Hiroshima.
"The crux of the matter is whether total war...is justifiable, even when it serves a just purpose": John Hersey's Hiroshima; Finely Bound by the Harcourt Bindery and Lengthily Inscribed by Him
Hiroshima.
HERSEY, John.
$1,800.00
Item Number: 144305
New York: Milestone Editions, 1946.
First Milestone edition of Hersey’s classic work, which has sold over three million copies. Octavo, bound in full morocco by the Harcourt Bindery, gilt titles and tooling to the spine in compartments within raised gilt bands, gilt ruling to the front and rear panels, gilt inner dentelles stamp-signed by the Harcourt Bindery, marbled endpapers, all edges gilt. Presentation copy, lengthily inscribed by the author on the title page, “For Peter Rubenstein: ‘The crux of the matter is whether total war…is justifiable, even when it serves a just purpose.’ -p.122 John Hersey August, 1984.” In fine condition.
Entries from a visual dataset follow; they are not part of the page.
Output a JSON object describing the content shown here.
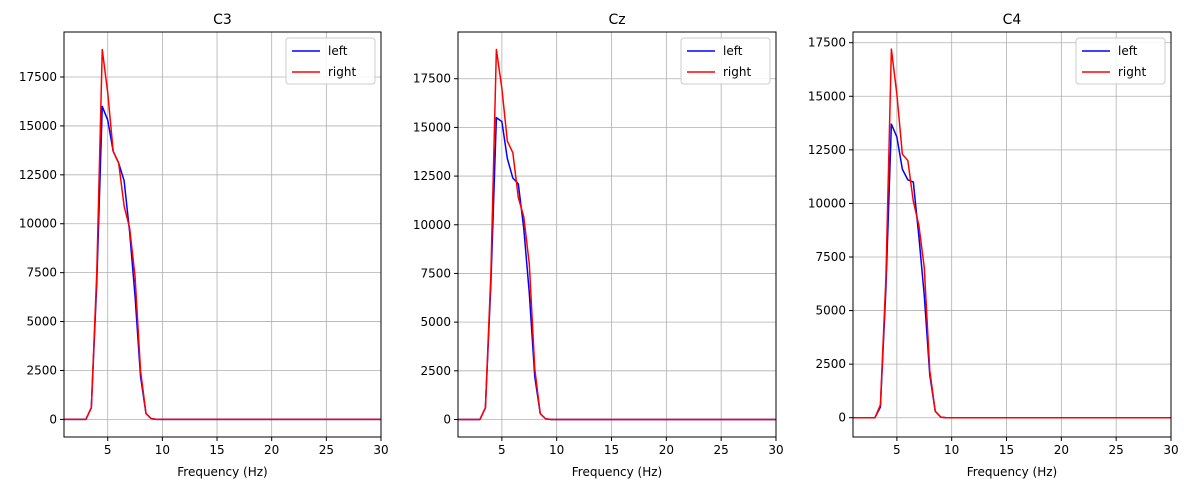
{
  "chart_data": [
    {
      "type": "line",
      "title": "C3",
      "xlabel": "Frequency (Hz)",
      "ylabel": "",
      "xlim": [
        1,
        30
      ],
      "ylim": [
        -900,
        19800
      ],
      "xticks": [
        5,
        10,
        15,
        20,
        25,
        30
      ],
      "yticks": [
        0,
        2500,
        5000,
        7500,
        10000,
        12500,
        15000,
        17500
      ],
      "grid": true,
      "legend": "top-right",
      "series": [
        {
          "name": "left",
          "color": "#0000ff",
          "x": [
            1,
            2,
            3,
            3.5,
            4,
            4.5,
            5,
            5.5,
            6,
            6.5,
            7,
            7.5,
            8,
            8.5,
            9,
            9.5,
            10,
            30
          ],
          "y": [
            0,
            0,
            0,
            600,
            7000,
            16000,
            15300,
            13700,
            13100,
            12200,
            9600,
            6300,
            2200,
            300,
            30,
            0,
            0,
            0
          ]
        },
        {
          "name": "right",
          "color": "#ff0000",
          "x": [
            1,
            2,
            3,
            3.5,
            4,
            4.5,
            5,
            5.5,
            6,
            6.5,
            7,
            7.5,
            8,
            8.5,
            9,
            9.5,
            10,
            30
          ],
          "y": [
            0,
            0,
            0,
            600,
            7500,
            18900,
            16700,
            13700,
            13100,
            10900,
            9800,
            7300,
            2500,
            300,
            30,
            0,
            0,
            0
          ]
        }
      ]
    },
    {
      "type": "line",
      "title": "Cz",
      "xlabel": "Frequency (Hz)",
      "ylabel": "",
      "xlim": [
        1,
        30
      ],
      "ylim": [
        -900,
        19900
      ],
      "xticks": [
        5,
        10,
        15,
        20,
        25,
        30
      ],
      "yticks": [
        0,
        2500,
        5000,
        7500,
        10000,
        12500,
        15000,
        17500
      ],
      "grid": true,
      "legend": "top-right",
      "series": [
        {
          "name": "left",
          "color": "#0000ff",
          "x": [
            1,
            2,
            3,
            3.5,
            4,
            4.5,
            5,
            5.5,
            6,
            6.5,
            7,
            7.5,
            8,
            8.5,
            9,
            9.5,
            10,
            30
          ],
          "y": [
            0,
            0,
            0,
            600,
            7000,
            15500,
            15300,
            13400,
            12400,
            12100,
            9800,
            6500,
            2200,
            300,
            30,
            0,
            0,
            0
          ]
        },
        {
          "name": "right",
          "color": "#ff0000",
          "x": [
            1,
            2,
            3,
            3.5,
            4,
            4.5,
            5,
            5.5,
            6,
            6.5,
            7,
            7.5,
            8,
            8.5,
            9,
            9.5,
            10,
            30
          ],
          "y": [
            0,
            0,
            0,
            600,
            7500,
            19000,
            17000,
            14300,
            13700,
            11400,
            10400,
            8000,
            2600,
            300,
            30,
            0,
            0,
            0
          ]
        }
      ]
    },
    {
      "type": "line",
      "title": "C4",
      "xlabel": "Frequency (Hz)",
      "ylabel": "",
      "xlim": [
        1,
        30
      ],
      "ylim": [
        -900,
        18000
      ],
      "xticks": [
        5,
        10,
        15,
        20,
        25,
        30
      ],
      "yticks": [
        0,
        2500,
        5000,
        7500,
        10000,
        12500,
        15000,
        17500
      ],
      "grid": true,
      "legend": "top-right",
      "series": [
        {
          "name": "left",
          "color": "#0000ff",
          "x": [
            1,
            2,
            3,
            3.5,
            4,
            4.5,
            5,
            5.5,
            6,
            6.5,
            7,
            7.5,
            8,
            8.5,
            9,
            9.5,
            10,
            30
          ],
          "y": [
            0,
            0,
            0,
            500,
            6000,
            13700,
            13100,
            11600,
            11100,
            11000,
            8500,
            5700,
            2000,
            300,
            30,
            0,
            0,
            0
          ]
        },
        {
          "name": "right",
          "color": "#ff0000",
          "x": [
            1,
            2,
            3,
            3.5,
            4,
            4.5,
            5,
            5.5,
            6,
            6.5,
            7,
            7.5,
            8,
            8.5,
            9,
            9.5,
            10,
            30
          ],
          "y": [
            0,
            0,
            0,
            600,
            6500,
            17200,
            15100,
            12300,
            12000,
            10100,
            9000,
            7000,
            2200,
            300,
            30,
            0,
            0,
            0
          ]
        }
      ]
    }
  ]
}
Hiroshima is a book by Pulitzer Prize-winning author John Hersey. It tells the stories of six survivors of the atomic bomb dropped on Hiroshima, covering a period of time immediately prior to and one year after the atomic bomb was dropped on August 6, 1945. "The quietest and the best of all the stories that have been written about the most spectacular explosion in the time of man" (New York Times Book Review). "John Hersey once described himself as a novelist of contemporary history In 1946 he visited Hiroshima, interviewed survivors of the first atomic bomb attack, and published the New Yorker article which changed him profoundly. In Hiroshima Hersey drew from the victims themselves the understanding of history that had eluded him as a war correspondent. The six Hiroshima residents told him how they had lived before the bomb struck, why they were not killed, and precisely how illness, exhaustion, and personal sorrow had qualified their survival" (Contemporary Novelists, 634).